Nepal’s international stakes are increasing. A Nepali national is shot dead on the Indo-Pakistan border, fighting for India. Another day, an Iraqi military base where at least a dozen Nepalis work is bombed. In the fear that the US-Iran conflict could escalate, oil prices increase and folks in Kathmandu can be seen lining up outside petrol pumps. The same day, Nepal deports 122 Chinese nationals, on controversial grounds. These days, as a part of the government’s ‘diversification’ policy, our prime minister visits not just India and China but even seemingly inconsequential countries for Nepal like Costa Rica and Cambodia. Nepal depends on income from the Gulf. A record number of Nepali students study in the US and Australia.
This sort of forced globalization presents Nepal with all kinds of foreign policy challenges. If Nepalis are killed in an Iranian bombing in Iraq inside a base controlled by the US, who do we hold to account? If those sent to China are tortured, how will Nepal be answerable? Can India hang someone nabbed from Nepal on suspicion of terrorism? If, tomorrow, there is a direct conflict between our BRI and IPS commitments, how do we settle it?
Last week, Indian strategic thinker C. Raja Mohan, in an interview with Kantipur daily, advised Nepali leaders to ditch their ideological lenses and take a ‘horses for courses’ approach to diplomacy. If an outside power is ready to invest in sectors Nepal deems important, why be queasy about accepting the help? It’s not that easy. First, it is unclear what is strategic and what is not. The MCC grant may help Nepal build roads and electricity infrastructure it needs. But what if it also entails unforeseen obligations down the line?
Similarly, were the Chinese nationals sent north ‘deported’ or ‘extradited’? What were their crimes, if any? Was Nepal pressured into forgoing due process by the Chinese? If Nepal accepts BRI help, won’t it be even more beholden to China? Or to the Americans for accepting the MCC compact: What if the Americans ask for greater freedoms for Tibetans in Nepal, and the Chinese are dead opposed to it?

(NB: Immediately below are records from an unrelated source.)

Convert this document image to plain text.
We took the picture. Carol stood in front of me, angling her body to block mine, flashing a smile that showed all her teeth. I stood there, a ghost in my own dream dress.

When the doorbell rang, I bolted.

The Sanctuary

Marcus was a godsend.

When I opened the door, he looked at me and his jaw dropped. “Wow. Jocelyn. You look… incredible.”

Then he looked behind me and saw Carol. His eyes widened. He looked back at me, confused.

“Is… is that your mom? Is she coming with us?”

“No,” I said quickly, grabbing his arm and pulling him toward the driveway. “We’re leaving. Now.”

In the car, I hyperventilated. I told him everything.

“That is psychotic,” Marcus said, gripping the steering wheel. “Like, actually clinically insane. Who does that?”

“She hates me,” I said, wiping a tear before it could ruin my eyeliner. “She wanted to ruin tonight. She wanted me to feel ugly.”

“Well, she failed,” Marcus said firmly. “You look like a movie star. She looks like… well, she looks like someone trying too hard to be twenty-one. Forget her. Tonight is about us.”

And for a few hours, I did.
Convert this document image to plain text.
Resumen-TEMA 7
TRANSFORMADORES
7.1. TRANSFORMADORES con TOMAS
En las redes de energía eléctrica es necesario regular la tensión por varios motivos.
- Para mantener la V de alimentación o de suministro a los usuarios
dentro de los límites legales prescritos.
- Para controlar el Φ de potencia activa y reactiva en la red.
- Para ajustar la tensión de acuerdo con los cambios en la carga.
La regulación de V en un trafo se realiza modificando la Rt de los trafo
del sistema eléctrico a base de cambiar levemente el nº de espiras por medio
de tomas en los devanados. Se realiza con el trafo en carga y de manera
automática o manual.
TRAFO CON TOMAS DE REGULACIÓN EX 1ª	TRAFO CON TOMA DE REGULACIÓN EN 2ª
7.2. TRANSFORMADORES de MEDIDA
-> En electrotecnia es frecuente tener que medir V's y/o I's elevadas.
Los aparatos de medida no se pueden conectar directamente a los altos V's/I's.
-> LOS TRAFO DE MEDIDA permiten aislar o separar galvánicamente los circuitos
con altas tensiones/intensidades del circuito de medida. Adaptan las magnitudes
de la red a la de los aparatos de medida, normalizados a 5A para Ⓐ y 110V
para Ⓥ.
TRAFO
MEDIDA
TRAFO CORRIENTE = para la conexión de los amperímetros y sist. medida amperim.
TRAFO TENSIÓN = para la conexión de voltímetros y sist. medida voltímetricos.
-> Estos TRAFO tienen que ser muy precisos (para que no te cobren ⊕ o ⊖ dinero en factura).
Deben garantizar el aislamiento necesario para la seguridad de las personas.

Besides our recent outreach to India, China and the US, Nepal is now also looking to engage Russia, and has even invited its president to visit. But doesn’t Nepal risk overextending itself in the process, earning the trust of none but the ire of even its limited number of friends abroad?
The outgoing Indian envoy Manjeev Singh Puri liked to talk about the impact of globalization on Nepalis. In this globalizing world, India would supposedly be okay with Nepal’s greater engagement with other powers. Nepal, he advised, should also decouple its relations with India and China, and do what it thinks is in its best interest. But if the course prescribed by the business-like Puri in Nepal was right, why has the outlook of the Indian establishment steadily hardened on Nepal over the past year? Forget settling Kalapani, why hasn’t India even accepted the EPG report formed with mutual consent?
Whether with the Indians, the Chinese, or the Americans, it’s easy to preach to a small power. Given the checkered history of big-power rivalry in Nepal, it is also natural for Nepalis to be skeptic.